The usual practice at Qalandar’s aastana (monastery) is, his mureed (followers) will surround him and pose tough questions. Hash, tabla and kathak dance are part of the menu. Qalandar’s answer would be loaded with wisdom that mureed would hold in awe.
But today, the practice was unusual. Qalandar was posing questions that mureed were supposed to answer.
‘Name the blockbuster movie of Pakistan?’
‘Sarkar (My Lord), this is an extremely easy question. Throw a tough one,’ said Ishaka Kanjar, Qalandar’s private secretary.
‘Shut up idiot. I want an answer.’ Qalandar said angrily.
‘The Legend of Maula Jatt!’ said Reshma, Qalandar’s deputy chief who is also a kathak dancer.
‘How come? It has broken all the records in Pakistan as well as abroad. At least 1 million people have watched it,’ Reshma replied back.
‘Yes, yes, yes. It was but not after October 27…’ Qalandar’s tone was mysterious.
‘Sarkar you are the wisest man on earth. We can never answer your riddles. We accept our defeat and explain in simple words what you are telling us in innuendoes,’ said Haji Noora, who has never been to Mecca but has established himself as a Haji via photoshop.

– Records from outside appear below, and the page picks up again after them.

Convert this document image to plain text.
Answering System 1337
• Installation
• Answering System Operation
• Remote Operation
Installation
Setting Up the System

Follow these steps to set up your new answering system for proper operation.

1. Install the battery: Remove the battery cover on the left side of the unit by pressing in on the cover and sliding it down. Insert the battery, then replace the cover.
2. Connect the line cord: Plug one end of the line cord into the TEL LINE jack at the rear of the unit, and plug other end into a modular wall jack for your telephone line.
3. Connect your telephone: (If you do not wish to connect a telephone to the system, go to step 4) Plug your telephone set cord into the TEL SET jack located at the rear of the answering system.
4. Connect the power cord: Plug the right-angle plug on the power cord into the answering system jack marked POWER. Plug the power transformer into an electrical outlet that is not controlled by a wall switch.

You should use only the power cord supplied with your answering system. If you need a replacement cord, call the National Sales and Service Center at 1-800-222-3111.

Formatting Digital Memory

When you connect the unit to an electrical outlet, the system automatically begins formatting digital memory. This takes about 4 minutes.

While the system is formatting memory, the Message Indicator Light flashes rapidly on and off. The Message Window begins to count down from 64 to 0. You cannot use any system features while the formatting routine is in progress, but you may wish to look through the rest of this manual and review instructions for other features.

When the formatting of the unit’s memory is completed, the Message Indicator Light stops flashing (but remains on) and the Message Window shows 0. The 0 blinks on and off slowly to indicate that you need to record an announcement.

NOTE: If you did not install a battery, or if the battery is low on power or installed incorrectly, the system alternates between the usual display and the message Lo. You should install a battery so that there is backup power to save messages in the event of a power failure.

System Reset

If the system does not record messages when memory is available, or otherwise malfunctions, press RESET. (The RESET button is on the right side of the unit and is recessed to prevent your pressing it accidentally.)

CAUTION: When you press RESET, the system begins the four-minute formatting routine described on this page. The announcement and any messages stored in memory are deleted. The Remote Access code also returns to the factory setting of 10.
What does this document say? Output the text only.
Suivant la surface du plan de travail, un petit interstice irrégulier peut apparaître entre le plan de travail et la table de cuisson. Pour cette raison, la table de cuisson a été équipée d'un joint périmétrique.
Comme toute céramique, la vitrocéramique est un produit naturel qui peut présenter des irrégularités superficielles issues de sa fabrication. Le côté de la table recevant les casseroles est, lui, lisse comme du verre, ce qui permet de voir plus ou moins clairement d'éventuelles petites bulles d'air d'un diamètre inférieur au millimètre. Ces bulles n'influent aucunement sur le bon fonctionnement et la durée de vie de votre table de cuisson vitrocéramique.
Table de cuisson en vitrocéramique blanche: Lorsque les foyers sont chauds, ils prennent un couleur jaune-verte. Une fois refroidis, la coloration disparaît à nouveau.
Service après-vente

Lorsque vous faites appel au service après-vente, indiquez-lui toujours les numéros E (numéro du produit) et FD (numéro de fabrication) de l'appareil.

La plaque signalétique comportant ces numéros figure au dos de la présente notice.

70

‘I know you all are nincompoops like Patay Khan. In fact, we have another blockbuster after The Legend of Maula Jatt that broke all the world records. In its first screening, it was watched by 1.393 billion people in India; 230 million in Pakistan and 10 billion in rest of the world. It received immense praise from every critic – except a few. And the amazing thing about it, it was a live movie!’
‘Live movie?’ Qalandar’s mureed did not follow him.
‘The making of The Legend of Maula Jatt took years. Then litigation started over the copyright that further delayed it for years. It cost more than 500 million rupees. Right?’ Qalandar enquired to judge whether the mureed are listening or sleeping.
‘Right, right Sarkar!’ All replied loudly.
‘It had only two heroes. They came on the set. They delivered their dialogues for 90-minutes. The entire world watched them acting live and when it was over, there was only one word on everybody’s tongue…’
‘What?’ Mureed are getting excited and curious.
‘Unbelievable! Impossible!’ These were the comments.
‘Was it The Legend of Maula Jatt-II Sarkar?’
‘Oh no idiot! It was a genuine film, original script and a story no writer could have created. The Legend of Maula Jatt is an absurd copy of the real Maula Jatt of Sultan Rahee and Mustafa Qureshi. Rahee was the hero and Qureshi was the villain. You stupids don’t listen carefully. I already mentioned that it had two heroes: one main and the other side,’ Qalandar explained.
‘How the villain acted?’ Asked one mureed.
‘The unique feature in the movie was related to the villain who never appeared on the set. The two heroes talked a lot about him. Named him. Exposed him. Showed the world his hypocrite face. He was a villain in absentia,’ Qalandar replied.
‘Sarkar who was the heroine?’
‘Idiots, it was a unique film. It was sans a heroine!’
‘Unbelievable! Impossible!’ Chanted mureed.
‘See now you too are uttering the same words that is on everybody’s tongue. And I have yet to disclose another unique aspect of this film. It had no ticket like The Legend of Maula Jatt. Bilal Lashari ripped the world off by selling expensive tickets. This was 100% free. It was on live stream on the YouTube and other social media apps. I am sure its sequels will come very soon. You must watch this movie if you have not.’
‘But Sarkar you did not tell us its name.’
‘You all are really fathers of nincompoops but still slightly better than Patay Khan. The name of this movie is: DG ISPR And DG ISI Historical Press Conference!’
‘Unbelievable! Impossible!’ Chanted mureed loudly.
‘Sarkar also name the writer, director, and producer?’
‘Success has many fathers, whereas failures are orphans. The writer, director and producer is one person but he is too humble and modest. He hates publicity. But I know him,’ Qalandar claimed.
‘Tell us his name!’
‘Showbiz Sharif! And he told me that he is telling me after taking permission from the DG-ISI,’ said Qalandar and the aastana again echoed with the slogan, ‘Unbelievable! Impossible!’